Il corposo volume di 500 pagine «Per il bene della comunità», dedicato alla figura del filosofo ceco Jan Patočka secondo i rapporti della polizia politica (StB), è stato pubblicato nel 2017 dall’editrice Academia, e curato da Petr Blažek, storico dell’Istituto per lo studio dei regimi totalitari.
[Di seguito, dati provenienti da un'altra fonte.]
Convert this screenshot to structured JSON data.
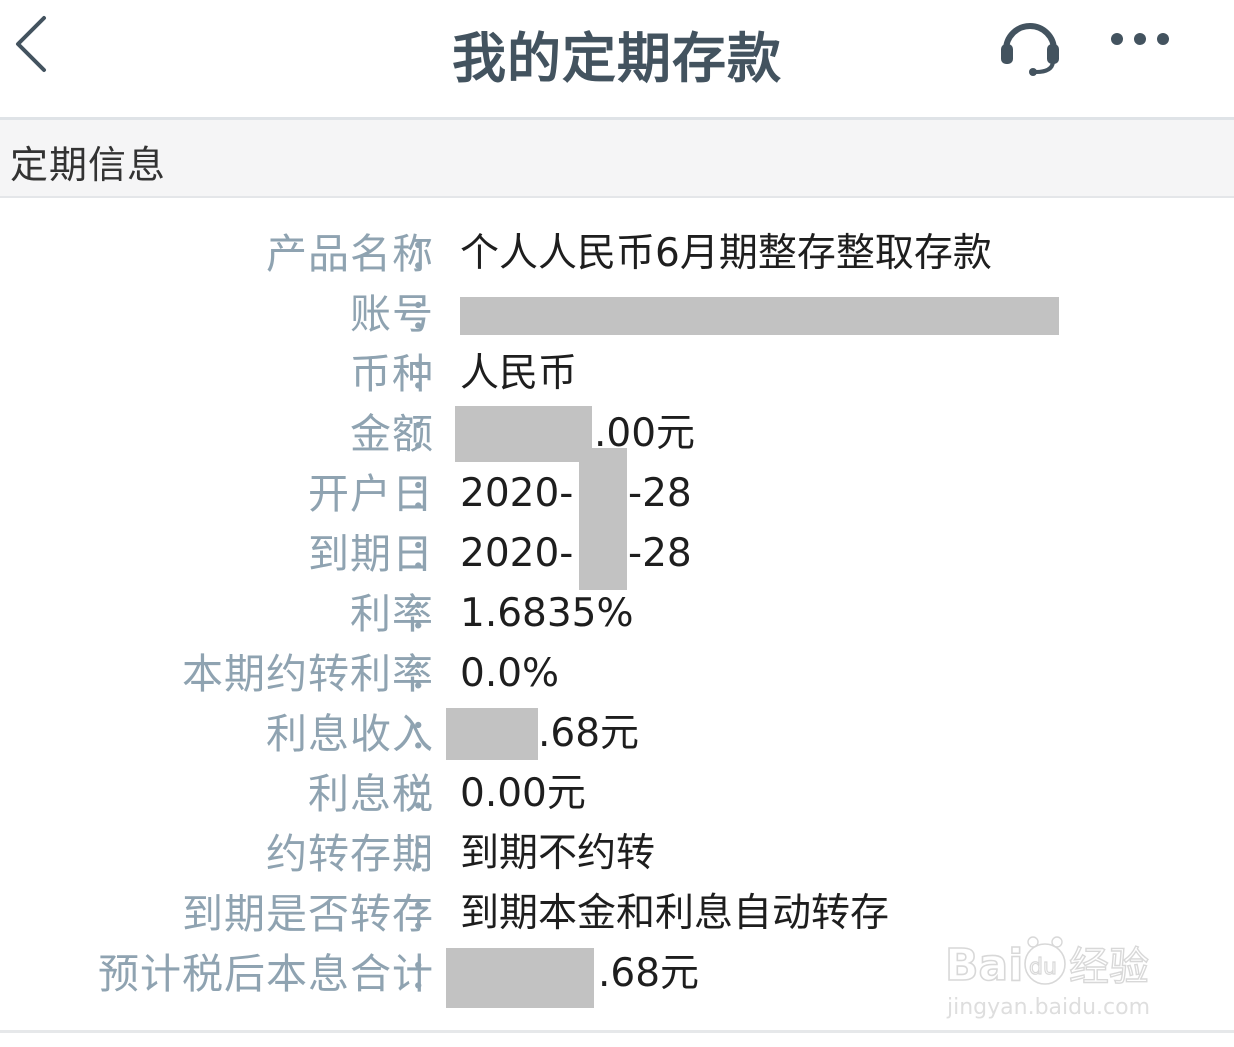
{
  "header": {
    "title": "我的定期存款",
    "back_icon": "chevron-left-icon",
    "support_icon": "headset-icon",
    "more_icon": "more-dots-icon"
  },
  "section": {
    "title": "定期信息"
  },
  "fields": {
    "product_name": {
      "label": "产品名称",
      "value": "个人人民币6月期整存整取存款"
    },
    "account": {
      "label": "账号"
    },
    "currency": {
      "label": "币种",
      "value": "人民币"
    },
    "amount": {
      "label": "金额",
      "suffix": ".00元"
    },
    "open_date": {
      "label": "开户日",
      "prefix": "2020-",
      "suffix": "-28"
    },
    "maturity_date": {
      "label": "到期日",
      "prefix": "2020-",
      "suffix": "-28"
    },
    "rate": {
      "label": "利率",
      "value": "1.6835%"
    },
    "rollover_rate": {
      "label": "本期约转利率",
      "value": "0.0%"
    },
    "interest_income": {
      "label": "利息收入",
      "suffix": ".68元"
    },
    "interest_tax": {
      "label": "利息税",
      "value": "0.00元"
    },
    "rollover_term": {
      "label": "约转存期",
      "value": "到期不约转"
    },
    "auto_rollover": {
      "label": "到期是否转存",
      "value": "到期本金和利息自动转存"
    },
    "total_after_tax": {
      "label": "预计税后本息合计",
      "suffix": ".68元"
    }
  },
  "colon": "：",
  "watermark": {
    "brand": "Baidu经验",
    "url": "jingyan.baidu.com"
  },
  "colors": {
    "title": "#43535f",
    "label": "#8fa3b1",
    "value": "#1e1e1e",
    "redaction": "#c2c2c2"
  }
}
Il libro, oltre ad una ricca appendice fotografica, riporta decine di informative che vanno dagli anni ’60 al 1977 e presentano lo sviluppo dei rapporti tra il filosofo e il mondo del dissenso, fino al tragico epilogo. (…)
Sono sostanzialmente tre i temi che suscitano l’interesse dei vari reparti della StB: i contatti di Patočka con filosofi e pensatori cristiani, le richieste di visto per recarsi a insegnare in università tedesco-occidentali e la sua crescente responsabilità in Charta 77. (…)Nonostante le pressioni, Patočka trova le forze per elaborare nuovi documenti, rispondere alle domande di corrispondenti stranieri, ricevere visite di conoscenti o sconosciuti interessati all’iniziativa informale, come lo studente Ivo Musil, al quale consegna una copia del documento programmatico di Charta 77 con la sua firma e la dedica che dà il titolo al volume che presentiamo e riassume il senso del suo impegno civile: «Che tutto questo sia per il bene della comunità!».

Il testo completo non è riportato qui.